On October 15, 2004, the bank lenders agreed to permit Petro to request new working capital advances daily. In connection with that understanding, the lenders requested that Star allow an independent financial advisor, on behalf of the lenders, to review Petro’s operations and performance. There can be no assurance that Petro and the lenders will reach agreement on a long term amendment or waiver, or that discussions with other potential sources of capital will be successful. The success of those discussions may depend on, among other factors, successful discussions with Petro’s noteholders, discussed below.


Petro Note Maturities.
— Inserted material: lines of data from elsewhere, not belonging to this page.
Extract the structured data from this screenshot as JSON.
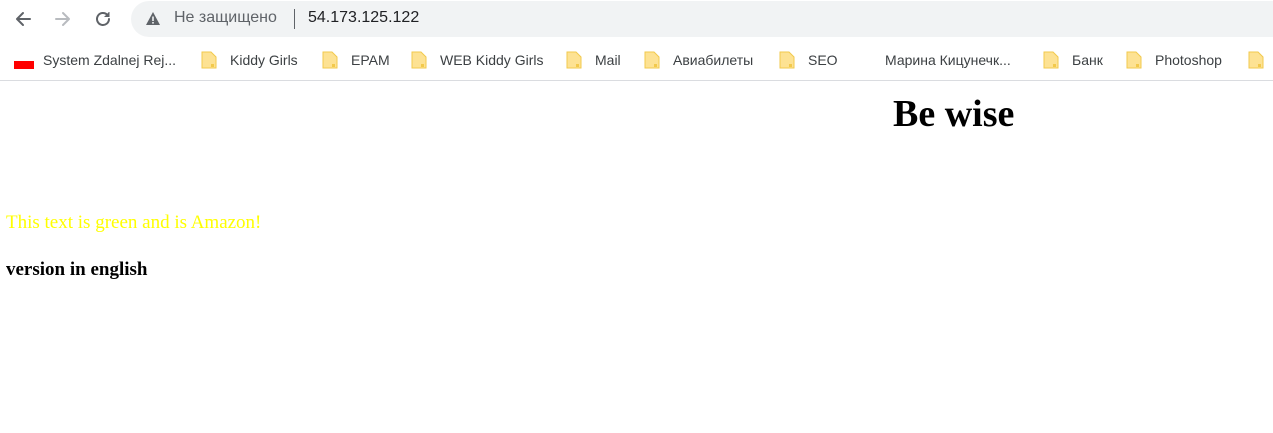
{
  "browser": {
    "security_label": "Не защищено",
    "url": "54.173.125.122"
  },
  "bookmarks": [
    {
      "label": "System Zdalnej Rej...",
      "icon": "flag-icon"
    },
    {
      "label": "Kiddy Girls",
      "icon": "folder-icon"
    },
    {
      "label": "EPAM",
      "icon": "folder-icon"
    },
    {
      "label": "WEB Kiddy Girls",
      "icon": "folder-icon"
    },
    {
      "label": "Mail",
      "icon": "folder-icon"
    },
    {
      "label": "Авиабилеты",
      "icon": "folder-icon"
    },
    {
      "label": "SEO",
      "icon": "folder-icon"
    },
    {
      "label": "Марина Кицунечк...",
      "icon": "none"
    },
    {
      "label": "Банк",
      "icon": "folder-icon"
    },
    {
      "label": "Photoshop",
      "icon": "folder-icon"
    },
    {
      "label": "",
      "icon": "folder-icon"
    }
  ],
  "page": {
    "title": "Be wise",
    "colored_text": "This text is green and is Amazon!",
    "colored_text_color": "#ffff00",
    "version_text": "version in english"
  },
  "colors": {
    "folder_fill": "#fde293",
    "folder_stroke": "#f2c94c",
    "flag": "#ff0000"
  }
}
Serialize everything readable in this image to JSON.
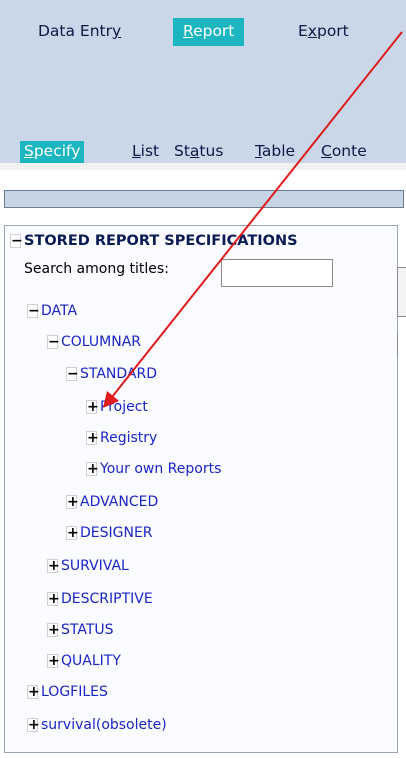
{
  "topnav": {
    "items": [
      {
        "pre": "Data Entr",
        "key": "y",
        "post": ""
      },
      {
        "pre": "",
        "key": "R",
        "post": "eport"
      },
      {
        "pre": "E",
        "key": "x",
        "post": "port"
      }
    ]
  },
  "subnav": {
    "items": [
      {
        "pre": "",
        "key": "S",
        "post": "pecify"
      },
      {
        "pre": "",
        "key": "L",
        "post": "ist"
      },
      {
        "pre": "St",
        "key": "a",
        "post": "tus"
      },
      {
        "pre": "",
        "key": "T",
        "post": "able"
      },
      {
        "pre": "",
        "key": "C",
        "post": "onte"
      }
    ]
  },
  "panel": {
    "title": "STORED REPORT SPECIFICATIONS",
    "title_toggle": "−",
    "search_label": "Search among titles:",
    "search_value": ""
  },
  "tree": [
    {
      "toggle": "−",
      "label": "DATA"
    },
    {
      "toggle": "−",
      "label": "COLUMNAR"
    },
    {
      "toggle": "−",
      "label": "STANDARD"
    },
    {
      "toggle": "+",
      "label": "Project"
    },
    {
      "toggle": "+",
      "label": "Registry"
    },
    {
      "toggle": "+",
      "label": "Your own Reports"
    },
    {
      "toggle": "+",
      "label": "ADVANCED"
    },
    {
      "toggle": "+",
      "label": "DESIGNER"
    },
    {
      "toggle": "+",
      "label": "SURVIVAL"
    },
    {
      "toggle": "+",
      "label": "DESCRIPTIVE"
    },
    {
      "toggle": "+",
      "label": "STATUS"
    },
    {
      "toggle": "+",
      "label": "QUALITY"
    },
    {
      "toggle": "+",
      "label": "LOGFILES"
    },
    {
      "toggle": "+",
      "label": "survival(obsolete)"
    }
  ],
  "colors": {
    "header_bg": "#c9d7e8",
    "active_tab": "#1bb6c0",
    "tree_link": "#1a25c8",
    "annotation_arrow": "#e01b1b"
  }
}
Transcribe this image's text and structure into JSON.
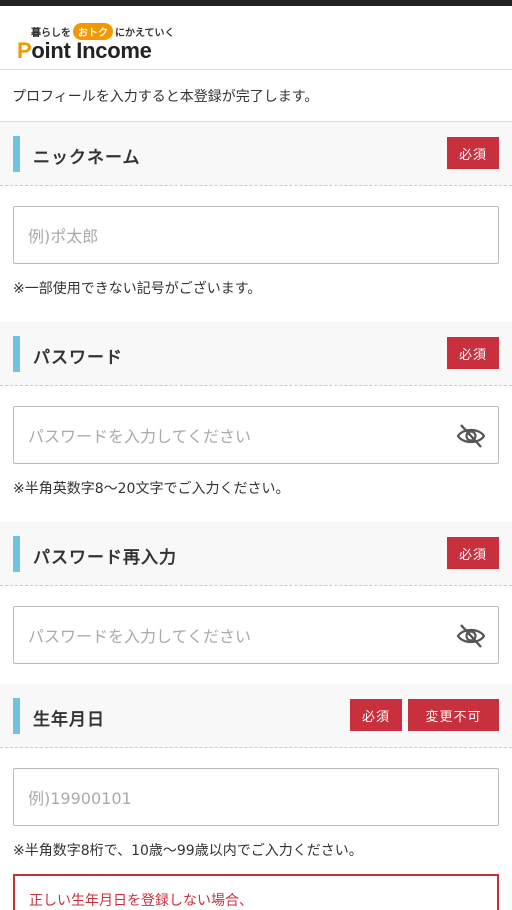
{
  "header": {
    "tagline_pre": "暮らしを",
    "tagline_bubble": "おトク",
    "tagline_post": "にかえていく",
    "logo_p": "P",
    "logo_rest": "oint Income"
  },
  "intro": "プロフィールを入力すると本登録が完了します。",
  "sections": {
    "nickname": {
      "title": "ニックネーム",
      "required": "必須",
      "placeholder": "例)ポ太郎",
      "note": "※一部使用できない記号がございます。"
    },
    "password": {
      "title": "パスワード",
      "required": "必須",
      "placeholder": "パスワードを入力してください",
      "note": "※半角英数字8〜20文字でご入力ください。",
      "icon": "eye-slash-icon"
    },
    "password_confirm": {
      "title": "パスワード再入力",
      "required": "必須",
      "placeholder": "パスワードを入力してください",
      "icon": "eye-slash-icon"
    },
    "birthday": {
      "title": "生年月日",
      "required": "必須",
      "unchangeable": "変更不可",
      "placeholder": "例)19900101",
      "note": "※半角数字8桁で、10歳〜99歳以内でご入力ください。"
    }
  },
  "warning": "正しい生年月日を登録しない場合、",
  "colors": {
    "accent_bar": "#6fc3dc",
    "badge_red": "#c8303d",
    "logo_orange": "#f39800"
  }
}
Under various privately placed debt indentures with institutional noteholders (and approximately $2 million in public subordinated debt), Petro’s debt amortizations due in 2005 and 2006 are $14.2 million and $68.6 million, respectively. Star believes that a refinancing of the Note maturities is unlikely at this time. Star is also in discussions with the institutional noteholders to extend the maturities of the Notes, which are due in 2005 and 2006. The success of those discussions may depend on, among other factors, successful discussions with the bank lenders. There can be no assurance that the discussions with Noteholders will lead to a deferred maturity schedule for the notes involved. Star is a guarantor of Petro’s senior notes.

 

Propane Division Debt. Star’s propane division has separate bank credit facilities and institutional note borrowings. The propane division’s bank credit facilities consist of a $25 million acquisition facility, a $24 million parity debt facility and a $25 million working capital facility. An aggregate of $2 million was outstanding on these facilities as of September 30, 2004. The propane division has $96.3 million in first mortgage notes, which are secured on a pari passu basis with the division’s bank lenders by a security interest in the assets of the propane division. Star has not guaranteed the propane division’s bank credit facilities or its first mortgage notes. The propane division’s working capital facilities require as a condition of borrowing that the consolidated funded debt of Star not exceed 5.0 times its consolidated operating cash flow with respect to which Star intends to seek a waiver.

 

Star Senior Notes. Star has $265 million in principal amount of unsecured senior notes due February 13, 2013 at the parent company level.

 

Engagement of a Financial Advisor. Star has retained Peter J. Solomon Company, LP an independent investment banking firm, to advise Star on possible restructuring alternatives and other strategic options.

 

Star Gas Partners, L.P., is a leading distributor of home heating oil and propane. The Partnership is the nation’s largest retail distributor of home heating oil and the nation’s seventh largest retail propane distributor. Additional information is available at www.star-gas.com.

 

This news announcement contains certain forward-looking information that is subject to certain risks and uncertainties as indicated from time to time in the Partnership’s 10-K, 10-Q, 8-K and other filings with the Securities and Exchange Commission. Included risks and uncertainties are the results of our continuing discussions with lenders and noteholders and other sources of capital, the prices of home heating oil and propane, our ability to preserve our margins in reselling home heating oil and propane, the success of our customer service initiative and attempts to halt recent customer attrition, effects of the weather on the Partnership’s financial results, competitive and propane and heating oil pricing pressures and other factors impacting the propane and home heating oil distribution industries.